I have used MySQL with an Access frontend as a management suite for a website as well.

And we have the server based database systems:

  • MySQL
  • Microsoft SQL Server
  • IBM DB2
  • PostgreSQL

MySQL was used as the backed database system for the website. This was the perfect choice since the most important requirement was speed. Particuarly with the Query Cache and Master Slave replication, MySQL was the best choice.
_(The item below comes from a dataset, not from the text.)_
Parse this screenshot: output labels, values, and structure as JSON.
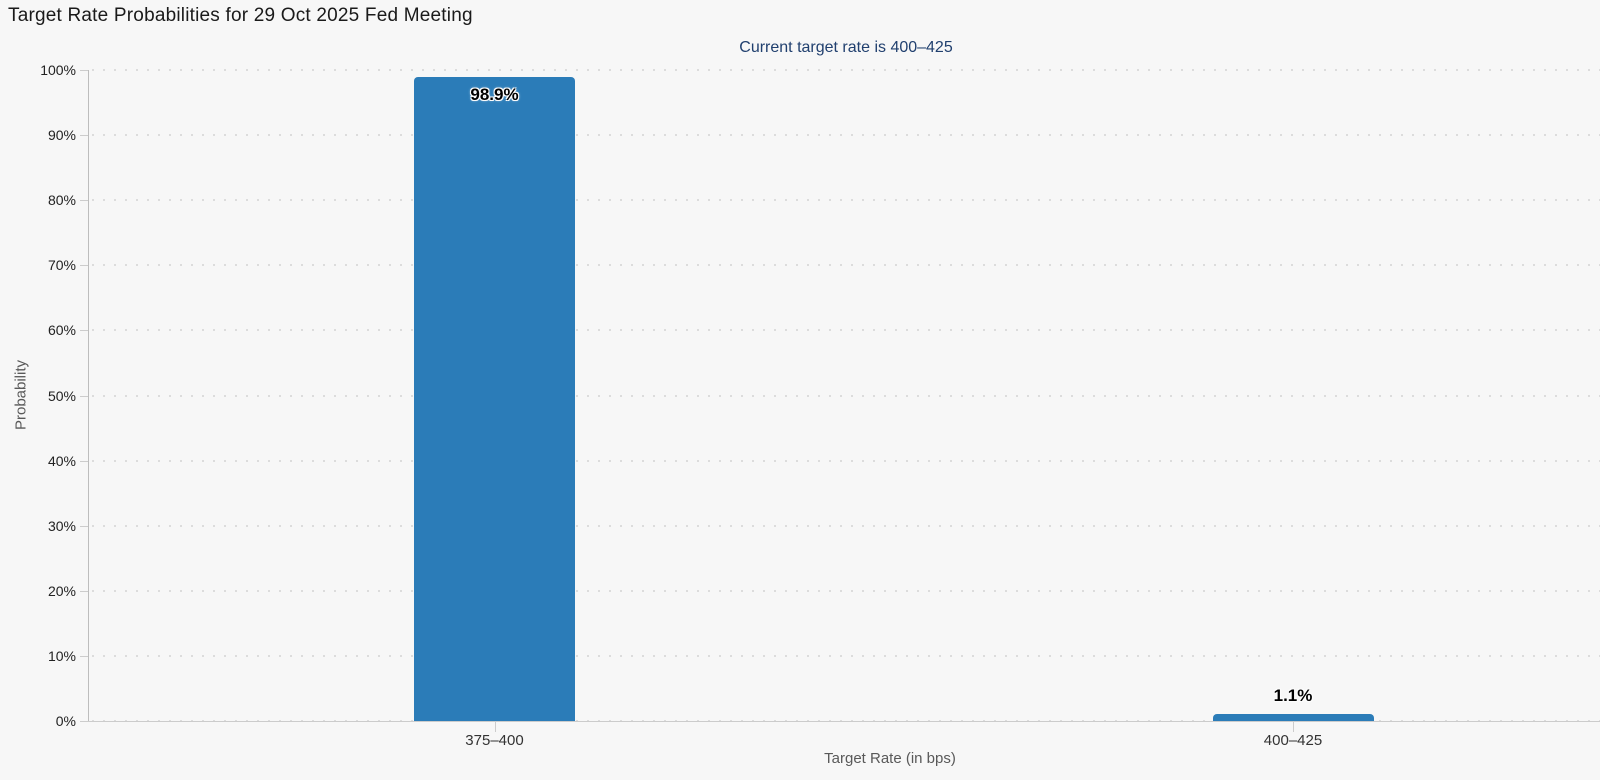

SQL Server was used as the backend system for an online course for the Scottish Enterprise around 1999/2000. While MySQL would have been a good choice this, it was not of production quality at the time.

We have also used Ms SQL Server for an insurance company since all the infrastructure was based on Windows and PostgreSQL did not have a viable Windows version at the time.

We use PostgreSQL for megabus. While speed is absolutely critical, it is a ticketing system which means that transactionality is absolutely critical.

While MySQL now has transactionality with innodb, it is still nowhere near as good as the transactionality provided by PostgreSQL through MVCC (Multi-version Concurrency Control). We could have used Ms SQL Server but the cost savings are dramatic.

To summarise, each system has a specific use, specific strengths and weaknesses and which should be used is highly dependent on what it is to be used for. I am hopeful that the summary of what we have used each of these systems for us useful in determining which one is best placed to solve any specific problem 😀

We have not yet used Oracle and it was a strong contender for megabus but the serious heavyweight functionality provided by Oracle comes at a price and it is not yet a cost effective option.